Directly after she uses the term “skinny bitches” she says hey, I’m just kidding, every one is perfect and beautiful. Wow, what an asshole to say that, right? Who the fuck does she think she is saying that everyone should love their body?
I think another thing that we have to realize is that she’s writing a song, not just talking or expressing her views in say, a blog post or something. Songs need to be catchy or no one is going to listen to them. Are there a couple of things that could have been worded a bit more sensitively? Yeah, probably. Is this the worst song in the history of ever that is destroying our youth and creating a culture of teenage girls that think that their only worth is how a male views them? No.

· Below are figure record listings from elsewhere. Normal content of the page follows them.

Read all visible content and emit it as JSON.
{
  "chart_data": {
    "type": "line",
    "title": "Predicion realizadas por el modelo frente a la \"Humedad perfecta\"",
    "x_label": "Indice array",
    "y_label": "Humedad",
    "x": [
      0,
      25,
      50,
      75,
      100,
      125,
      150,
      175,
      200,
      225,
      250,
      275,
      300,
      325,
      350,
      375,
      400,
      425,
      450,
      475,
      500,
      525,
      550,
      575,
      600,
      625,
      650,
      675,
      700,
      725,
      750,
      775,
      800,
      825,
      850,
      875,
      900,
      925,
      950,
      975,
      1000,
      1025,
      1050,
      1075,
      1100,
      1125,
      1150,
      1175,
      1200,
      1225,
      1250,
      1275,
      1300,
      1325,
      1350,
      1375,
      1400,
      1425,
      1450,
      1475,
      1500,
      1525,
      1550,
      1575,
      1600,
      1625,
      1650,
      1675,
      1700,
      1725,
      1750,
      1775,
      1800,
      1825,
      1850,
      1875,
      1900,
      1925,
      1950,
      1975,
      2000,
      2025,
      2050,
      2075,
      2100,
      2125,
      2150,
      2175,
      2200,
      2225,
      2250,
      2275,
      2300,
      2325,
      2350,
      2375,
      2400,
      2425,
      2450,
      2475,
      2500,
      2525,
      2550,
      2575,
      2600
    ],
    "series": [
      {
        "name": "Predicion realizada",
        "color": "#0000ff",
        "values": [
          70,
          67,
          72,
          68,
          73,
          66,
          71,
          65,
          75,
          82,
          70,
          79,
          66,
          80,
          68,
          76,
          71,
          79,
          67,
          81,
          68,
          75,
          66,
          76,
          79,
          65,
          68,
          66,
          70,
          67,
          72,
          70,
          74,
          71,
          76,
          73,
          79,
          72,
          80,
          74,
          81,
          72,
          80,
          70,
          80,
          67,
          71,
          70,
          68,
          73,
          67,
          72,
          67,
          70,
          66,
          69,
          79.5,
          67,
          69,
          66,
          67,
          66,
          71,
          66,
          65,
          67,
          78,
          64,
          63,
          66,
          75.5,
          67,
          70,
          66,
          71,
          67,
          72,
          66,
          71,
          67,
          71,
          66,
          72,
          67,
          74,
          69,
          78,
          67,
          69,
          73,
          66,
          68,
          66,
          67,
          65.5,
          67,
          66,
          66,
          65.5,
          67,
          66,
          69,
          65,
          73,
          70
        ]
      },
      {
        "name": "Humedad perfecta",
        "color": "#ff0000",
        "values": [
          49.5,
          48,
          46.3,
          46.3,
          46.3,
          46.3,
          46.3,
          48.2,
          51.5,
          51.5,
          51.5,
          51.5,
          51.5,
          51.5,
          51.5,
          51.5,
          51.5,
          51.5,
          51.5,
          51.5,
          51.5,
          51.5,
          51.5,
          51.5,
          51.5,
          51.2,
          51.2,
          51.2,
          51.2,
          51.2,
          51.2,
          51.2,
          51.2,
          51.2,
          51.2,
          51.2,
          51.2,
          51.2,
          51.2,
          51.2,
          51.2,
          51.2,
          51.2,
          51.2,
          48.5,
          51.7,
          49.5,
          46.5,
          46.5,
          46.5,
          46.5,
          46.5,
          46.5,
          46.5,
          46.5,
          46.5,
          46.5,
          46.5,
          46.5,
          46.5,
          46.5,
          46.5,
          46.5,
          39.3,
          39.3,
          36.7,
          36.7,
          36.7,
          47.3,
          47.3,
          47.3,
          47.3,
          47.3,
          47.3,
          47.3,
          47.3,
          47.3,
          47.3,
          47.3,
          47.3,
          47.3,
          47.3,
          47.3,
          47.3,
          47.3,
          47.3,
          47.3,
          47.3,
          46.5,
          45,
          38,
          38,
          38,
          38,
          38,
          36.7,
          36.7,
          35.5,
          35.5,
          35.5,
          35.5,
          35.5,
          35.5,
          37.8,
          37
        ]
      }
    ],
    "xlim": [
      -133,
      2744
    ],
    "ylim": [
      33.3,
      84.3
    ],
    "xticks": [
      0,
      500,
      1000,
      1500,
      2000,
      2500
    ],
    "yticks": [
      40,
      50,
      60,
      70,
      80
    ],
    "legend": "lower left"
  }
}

I have yet to hear anyone who has spoken out against the “skinny shaming” in this song speak out against the fat shaming in numerous songs, such as: “Keep Young and Beautiful” by Annie Lennox, “Fat Girl (thar She Blows)” by Steep Panther, “Fat Girl” by Eazy E, “Big Isn’t Beautiful” by King Adora, “Hot Dog in a Hallway” by NOFX, “Pretty When I’m Drunk” by the Bloodhound Gang, “Jumbo Go Away” by Frank Zappa, “Little Brother – I see Now” by Kanye West, and “Fat Sweaty Betty” by ICP to name a few. Not to mention the numerous songs that simply imply it rather than being so direct as these gems. If someone is truly upset that Meghan Trainor is body shaming, then I would think that they would be just as upset about all of these artists body shaming, and they would also be upset about Ms. Minaj’s “Anaconda” and the classic Sir Mix-a-Lot ditty.
I don’t really talk about this; it’s hard. Any confidence people think I have is a complete front, and I continuously worry about how people are judging me. However, I feel strongly about this, strong enough to write about it regardless of the wound it opens up. People need to stop being hypocrites; don’t pick apart things with an over-all positive message while remaining silent about blatantly offensive and hurtful material. Give women a little credit; we’re not so easily brainwashed that ONE SONG that promotes having a little “bass” is going to turn us into a culture of (gasp) overweight ladies that need a man’s approval to feel any sense of self-worth.
I guess what I’m trying to say is that I’m all about that bass.